Volatility is a metric that measures the magnitude of the change in prices in an asset. The major types of volatility measures include: Actual Volatility, Historical Volatility, Realized Volatility, Future Volatility, and Forecast Volatility.

**Actual Volatility** refers to the volatility of the underlying asset reflected in the market. Yet, the actual volatility does not exist in calculations due to various limitations such as availability of data, the space and time barriers of calculating the data. Hence, actual volatility is only a theoretic being, investors are not able to obtain the perfectly accurate actual volatility.

**Historical volatility** is a statistical measurement of the dispersion of returns for a given security or market index over a given period. Generally, this measure is calculated by determining the average deviation from the historical average price of a financial instrument in the given period.

**Realized volatility** is the assessment of variation in returns for an investment product by analysing its historical returns within a defined period.

**Future volatility** refers to the volatility of the underlying asset in the future, typically the volatility between the current point in time and the expiration date of options. We can always make the right investment decisions if we get to know what the future volatility will be. Yet, there is no crystal ball that we can gaze into to foresee the future. Thus, it all comes down to the forecasting.

**Forecast volatility** as an estimate to future volatility, it plays a vital role in making option investment decisions. Hence, there are many volatility forecast models created by various academics and investment professionals over the years trying to forecast volatility.

The Black-Scholes model is the most widely used methodology for pricing options. It requires five key elements: the strike price of an option, the current price of the underlying asset, the expiration date, the risk-free rate, and the volatility. Given the strike price, risk-free rate and the expiration date are known and constant, you can simply key in the parameters into the model to determine the fair price of the option.

Nevertheless, one should notice this is only an estimation and there is also a certain limitation of the Black-Scholes model so the forecasted pricing does often has a deviation from the market price.

The fair price is only an idealized state in which both market and models try to converge. The reason being that there are many man-made assumptions behind the model to hinder its accuracy. For instance, the model assumes volatility remains constant over the option's life, which is not the case because volatility constantly fluctuates with the supply and demand in the market.

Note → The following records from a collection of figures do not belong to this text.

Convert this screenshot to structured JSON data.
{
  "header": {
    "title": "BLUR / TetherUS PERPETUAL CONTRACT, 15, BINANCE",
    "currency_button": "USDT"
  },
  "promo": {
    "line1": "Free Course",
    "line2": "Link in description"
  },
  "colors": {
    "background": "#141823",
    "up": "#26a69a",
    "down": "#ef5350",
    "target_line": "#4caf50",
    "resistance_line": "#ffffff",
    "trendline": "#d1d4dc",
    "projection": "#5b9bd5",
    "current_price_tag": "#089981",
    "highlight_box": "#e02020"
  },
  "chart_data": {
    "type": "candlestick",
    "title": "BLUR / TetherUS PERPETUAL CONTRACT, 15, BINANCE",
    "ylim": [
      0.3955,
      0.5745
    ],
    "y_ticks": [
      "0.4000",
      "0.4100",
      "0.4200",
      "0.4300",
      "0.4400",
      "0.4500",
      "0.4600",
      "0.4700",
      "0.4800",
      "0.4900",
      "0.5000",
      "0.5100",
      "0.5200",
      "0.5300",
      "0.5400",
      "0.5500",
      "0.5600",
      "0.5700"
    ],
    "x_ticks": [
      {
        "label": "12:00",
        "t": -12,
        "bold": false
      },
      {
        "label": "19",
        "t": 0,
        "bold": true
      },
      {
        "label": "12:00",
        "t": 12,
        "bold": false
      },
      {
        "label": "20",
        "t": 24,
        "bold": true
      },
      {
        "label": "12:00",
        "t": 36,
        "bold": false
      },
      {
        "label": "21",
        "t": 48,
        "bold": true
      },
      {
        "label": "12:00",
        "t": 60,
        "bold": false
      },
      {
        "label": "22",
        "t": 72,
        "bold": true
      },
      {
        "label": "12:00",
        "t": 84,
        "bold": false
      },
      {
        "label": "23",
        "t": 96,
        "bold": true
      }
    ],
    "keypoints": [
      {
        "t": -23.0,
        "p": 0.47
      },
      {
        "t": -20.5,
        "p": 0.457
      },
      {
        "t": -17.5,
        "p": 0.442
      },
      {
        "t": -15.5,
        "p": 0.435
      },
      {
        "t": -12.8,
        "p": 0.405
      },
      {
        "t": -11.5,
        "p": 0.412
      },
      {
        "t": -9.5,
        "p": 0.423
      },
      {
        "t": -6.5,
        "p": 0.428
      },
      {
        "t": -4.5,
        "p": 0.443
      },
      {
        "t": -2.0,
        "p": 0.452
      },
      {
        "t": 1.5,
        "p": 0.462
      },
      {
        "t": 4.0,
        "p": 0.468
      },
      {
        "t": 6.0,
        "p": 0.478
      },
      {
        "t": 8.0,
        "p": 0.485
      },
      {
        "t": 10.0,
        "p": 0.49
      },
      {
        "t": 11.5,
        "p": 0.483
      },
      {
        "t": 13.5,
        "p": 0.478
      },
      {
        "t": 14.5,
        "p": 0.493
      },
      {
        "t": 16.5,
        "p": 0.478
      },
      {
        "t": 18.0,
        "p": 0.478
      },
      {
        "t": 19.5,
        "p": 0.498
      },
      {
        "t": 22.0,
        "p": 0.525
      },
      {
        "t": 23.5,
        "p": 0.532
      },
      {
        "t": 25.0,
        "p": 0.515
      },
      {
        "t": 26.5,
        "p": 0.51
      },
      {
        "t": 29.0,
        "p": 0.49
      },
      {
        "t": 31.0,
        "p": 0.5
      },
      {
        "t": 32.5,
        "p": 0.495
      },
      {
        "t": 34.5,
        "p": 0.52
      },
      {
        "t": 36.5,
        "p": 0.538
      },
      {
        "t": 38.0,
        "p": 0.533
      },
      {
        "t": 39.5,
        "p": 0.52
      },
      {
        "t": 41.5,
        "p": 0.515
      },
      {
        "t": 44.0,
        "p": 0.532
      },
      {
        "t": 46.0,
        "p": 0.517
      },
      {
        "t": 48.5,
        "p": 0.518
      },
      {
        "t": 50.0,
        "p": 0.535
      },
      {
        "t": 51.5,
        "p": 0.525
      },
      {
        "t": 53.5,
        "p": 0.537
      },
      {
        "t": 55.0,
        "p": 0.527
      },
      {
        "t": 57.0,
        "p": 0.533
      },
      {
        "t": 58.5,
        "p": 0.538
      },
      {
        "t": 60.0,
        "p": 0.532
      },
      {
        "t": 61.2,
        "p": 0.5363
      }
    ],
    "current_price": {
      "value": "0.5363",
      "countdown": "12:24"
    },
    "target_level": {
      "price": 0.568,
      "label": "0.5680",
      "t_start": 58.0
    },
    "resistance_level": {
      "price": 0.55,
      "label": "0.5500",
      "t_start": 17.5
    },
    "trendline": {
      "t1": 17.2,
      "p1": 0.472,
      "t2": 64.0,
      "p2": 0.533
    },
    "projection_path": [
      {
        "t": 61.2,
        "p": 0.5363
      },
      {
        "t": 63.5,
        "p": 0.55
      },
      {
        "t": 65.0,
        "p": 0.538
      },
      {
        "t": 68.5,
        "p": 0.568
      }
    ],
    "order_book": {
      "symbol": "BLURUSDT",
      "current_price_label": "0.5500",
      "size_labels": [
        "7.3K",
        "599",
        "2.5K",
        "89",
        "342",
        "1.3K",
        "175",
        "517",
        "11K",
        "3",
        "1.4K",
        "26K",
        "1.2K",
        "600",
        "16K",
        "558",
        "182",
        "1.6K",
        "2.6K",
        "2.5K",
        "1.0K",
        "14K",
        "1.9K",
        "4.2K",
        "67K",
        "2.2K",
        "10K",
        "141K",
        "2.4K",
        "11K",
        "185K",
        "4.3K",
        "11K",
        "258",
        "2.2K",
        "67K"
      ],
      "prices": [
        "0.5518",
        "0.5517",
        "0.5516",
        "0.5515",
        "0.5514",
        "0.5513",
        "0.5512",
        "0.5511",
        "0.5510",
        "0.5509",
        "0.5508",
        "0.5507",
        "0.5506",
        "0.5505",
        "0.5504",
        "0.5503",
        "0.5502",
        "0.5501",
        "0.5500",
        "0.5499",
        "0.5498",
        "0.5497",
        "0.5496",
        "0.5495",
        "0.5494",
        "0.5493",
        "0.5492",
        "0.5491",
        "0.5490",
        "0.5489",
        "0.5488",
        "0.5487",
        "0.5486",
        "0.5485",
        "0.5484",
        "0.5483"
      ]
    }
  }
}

Implied volatility is an estimation of the future volatility of the underlying asset of the options contract. Investors can use it to project future moves, its demand and supply, and often employ it to price options contracts i.e. high implied volatility results in options with higher premiums and vice versa.

One of the inventors of the Black-Scholes Model has once illustrated the model with a vivid example: A trader living in Chicago is deciding whether to wear a coat on a morning in June. According to historical data, Chicago in June was not that cold to wear a coat (historical volatility); he then turns on the radio and it is 32℃ according to the weather forecast. In this case, he only needs to wear short sleeves (forecast volatility); To play safe, he opens the window to observe the pedestrians outside and finds out that they were all wearing coats and carrying umbrellas, so he should also be wearing a coat and bring an umbrella with him (implied volatility).